New year, new bills. Many homeowners are tempted to offset mortgage payments and other debts with additional cashflow from renting out an apartment suite within their home. But, by doing that, are they forfeiting what is probably the biggest incentive to investing in a home: The Primary Residence Exemption (PRE)? The PRE means any appreciated value — the capital gain on your home — is protected from tax when you sell it. With soaring home values in major Canadian cities, this can represent a huge tax savings when it comes time to sell the principal residence, perhaps to fund retirement. But can you lose this tax exemption status if your home has an income suite? Read on.
Bottom Line: No, as long as the income suite is a secondary use of the property.
According to the Canada Revenue Agency any rental suite within your home must be ‘ancillary’ in nature to the property’s primary purpose as a family home.
In a written response in November 2019, a CRA spokesperson stated:
“In the view of the Canada Revenue Agency (CRA), an entire home retains its nature as a principal residence when the rental income is secondary to the main use of the home as a residence.”
But how does a homeowner — or the CRA — know if a rental suite in a family home is secondary in nature?
“There are no hard and fast rules and it can be case-dependent,” says Cherry Chan, a Toronto-based real estate accountant. “But to be safe, property owners should strive to make sure their income suite takes up no more than 50% of the home’s square footage.”
To be clear, the CRA does not state limitations on a rental suite’s square footage but Chan advises her clients to comply in an effort to show that the rental suite is, at the very least, auxiliary in nature. Remember, the CRA has left wiggle room in the regulation to allow for a case-by-case analysis.
Another factor the CRA will consider is whether or not the homeowner has claimed Capital Cost Allowance (CCA) to reduce the homeowner’s annual payable income tax.
Under CRA rules, when a business acquires a depreciable asset (such as a building, furniture or equipment) that will be used in business or professional activities, the CRA acknowledges that these assets will depreciate in value, over time. As a result, the CRA allows business owners to deduct the cost of the asset over a period of several years. The yearly deduction — known as the Capital Cost Allowance —can help to reduce tax owed. But a homeowner isn’t running a business. The home isn’t an asset and the home’s primary purpose isn’t to generate earnings, for that reason the CRA does not allow homeowners to deduct CCA from the income earned from renting out the suite. If a homeowner does claim CCA, even once, the CRA may designate the rental suite as a business, rather than an ancillary use of a primary home, and require that homeowner to pay capital gains tax on a percentage of the profit from the sale of the home.
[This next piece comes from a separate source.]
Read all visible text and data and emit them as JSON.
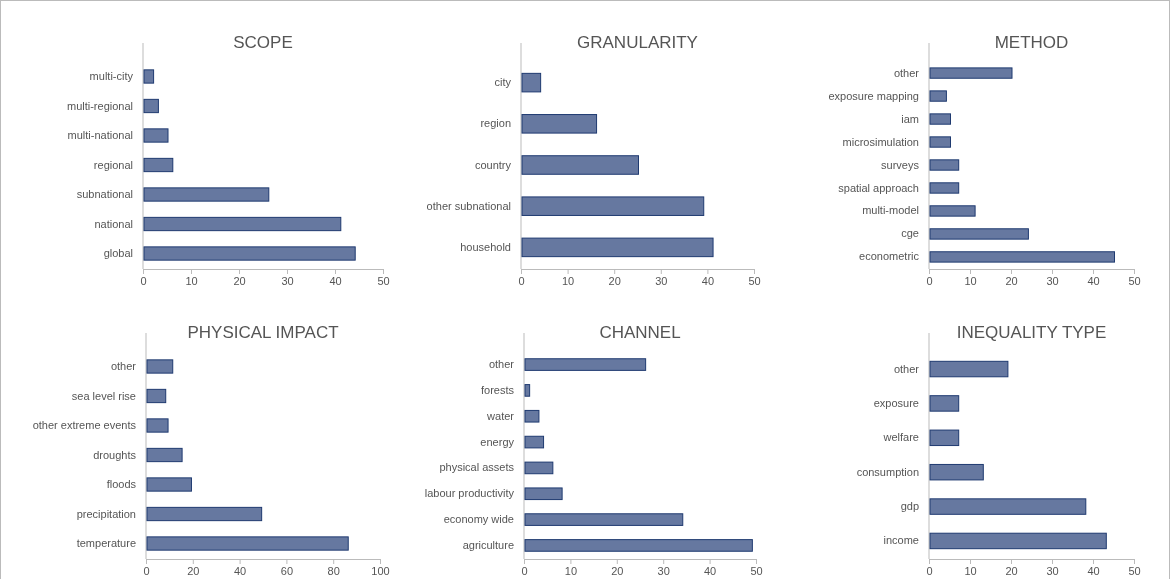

Finally, the CRA does state that “the entire property retains its nature as a principal residence,” when “there is no structural change to the property to make it more suitable for rental or business purposes.”
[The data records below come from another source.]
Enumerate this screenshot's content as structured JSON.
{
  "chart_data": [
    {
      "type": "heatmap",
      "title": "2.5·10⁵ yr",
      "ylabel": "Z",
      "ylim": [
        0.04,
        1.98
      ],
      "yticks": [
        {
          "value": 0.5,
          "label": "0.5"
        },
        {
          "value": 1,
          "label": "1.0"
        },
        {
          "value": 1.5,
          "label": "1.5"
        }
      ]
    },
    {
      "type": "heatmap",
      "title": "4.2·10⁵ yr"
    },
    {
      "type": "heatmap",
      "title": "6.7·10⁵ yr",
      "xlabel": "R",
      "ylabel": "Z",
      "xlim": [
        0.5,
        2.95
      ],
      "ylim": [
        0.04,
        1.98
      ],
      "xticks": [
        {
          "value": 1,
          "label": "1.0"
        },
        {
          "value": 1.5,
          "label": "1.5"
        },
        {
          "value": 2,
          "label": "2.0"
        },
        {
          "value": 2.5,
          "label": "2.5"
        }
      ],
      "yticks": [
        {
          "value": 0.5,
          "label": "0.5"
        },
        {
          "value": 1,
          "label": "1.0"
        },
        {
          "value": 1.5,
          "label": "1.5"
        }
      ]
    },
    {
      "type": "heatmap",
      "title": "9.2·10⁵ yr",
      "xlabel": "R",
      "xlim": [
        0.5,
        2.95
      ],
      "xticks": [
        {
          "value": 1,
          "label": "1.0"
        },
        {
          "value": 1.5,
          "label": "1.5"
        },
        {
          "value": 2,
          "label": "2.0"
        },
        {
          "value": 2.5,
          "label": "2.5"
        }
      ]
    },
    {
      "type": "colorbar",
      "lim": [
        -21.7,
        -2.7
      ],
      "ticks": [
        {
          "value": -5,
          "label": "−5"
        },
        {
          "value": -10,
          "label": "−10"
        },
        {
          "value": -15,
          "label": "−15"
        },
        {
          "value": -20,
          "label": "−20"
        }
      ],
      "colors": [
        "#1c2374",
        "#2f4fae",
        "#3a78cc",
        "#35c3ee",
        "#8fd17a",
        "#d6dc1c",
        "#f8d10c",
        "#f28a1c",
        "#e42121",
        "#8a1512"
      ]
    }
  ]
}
That means that any homeowner who adds a set of stairs or an external door could find themselves faced with capital gains tax owed on the rental portion of their home.
“You cannot make structural changes,” says Chan, “but if you bought a home with a suite already built, you would not run the risk of losing the principal residence exemption [on any part of your home] when you go to sell.”
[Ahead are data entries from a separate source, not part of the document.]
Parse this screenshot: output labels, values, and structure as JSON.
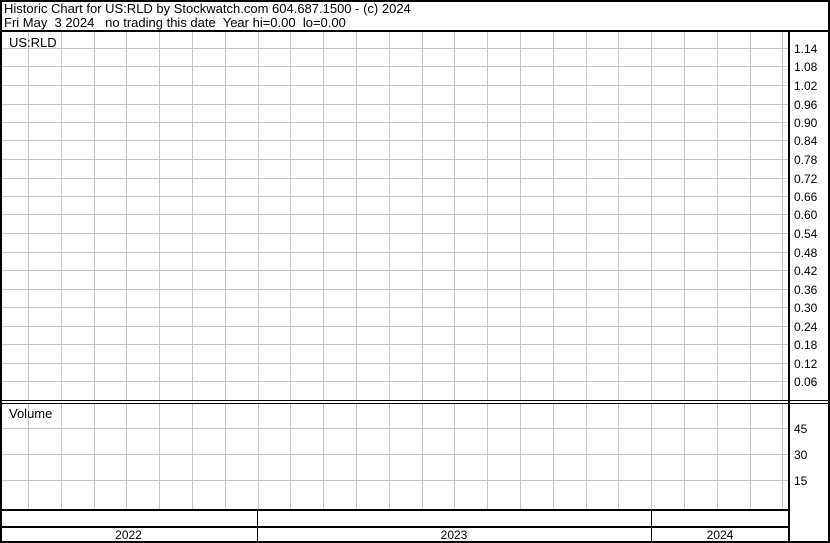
{
  "header": {
    "line1": "Historic Chart for US:RLD by Stockwatch.com 604.687.1500 - (c) 2024",
    "line2": "Fri May  3 2024   no trading this date  Year hi=0.00  lo=0.00"
  },
  "chart_data": [
    {
      "type": "line",
      "title": "US:RLD",
      "series": [],
      "y_ticks": [
        "1.14",
        "1.08",
        "1.02",
        "0.96",
        "0.90",
        "0.84",
        "0.78",
        "0.72",
        "0.66",
        "0.60",
        "0.54",
        "0.48",
        "0.42",
        "0.36",
        "0.30",
        "0.24",
        "0.18",
        "0.12",
        "0.06"
      ],
      "ylim": [
        0,
        1.17
      ],
      "grid": true,
      "y_axis_side": "right",
      "x_categories": [
        "2022",
        "2023",
        "2024"
      ]
    },
    {
      "type": "bar",
      "title": "Volume",
      "series": [],
      "y_ticks": [
        "45",
        "30",
        "15"
      ],
      "ylim": [
        0,
        60
      ],
      "grid": true,
      "y_axis_side": "right"
    }
  ],
  "colors": {
    "grid": "#c8c8c8",
    "border": "#000000",
    "background": "#ffffff"
  }
}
This doesn’t mean that every homeowner that renovated to add an income suite would have to pay capital gains tax.
As the CRA stated, in its written response, “Whether adding a window or stairs is considered a structural change is made on a case-by-case basis.”
In part, the CRA wants to see whether or not the rental suite is complete and separate from the primary residence.
“Two units will generally be considered one housing unit if they are sufficiently integrated such that one cannot enjoy the living accommodation of one unit without the use and access to the other unit.”
In other words, homeowners need to consider how ‘separate’ a separate unit really is from the main house. Does it have its own furnace, A/C unit, plumbing and electrical box? Are there multiple entrances and exits to the unit that are separate and unique from the main house?
As a tax specialist, Chan and her colleagues appreciate that the vague wording is in place to allow the CRA some flexibility in interpretation. Chan points out, however, that the CRA has not chosen to crack down on homeowners who use income suites located in their primary residence to earn business income. The idea is to determine whether or not the rental suite is now a separate and contained business, or just a side-hustle.
In the end, homeowners should accept that the sole reason for buying a property is to provide their family a home. If a person decides they’d like to earn some money to help with the mortgage, the CRA has no problem with that as long as that motivation is secondary in nature. For that reason, homeowners with income suites need not be concerned about losing their home’s tax exemption status.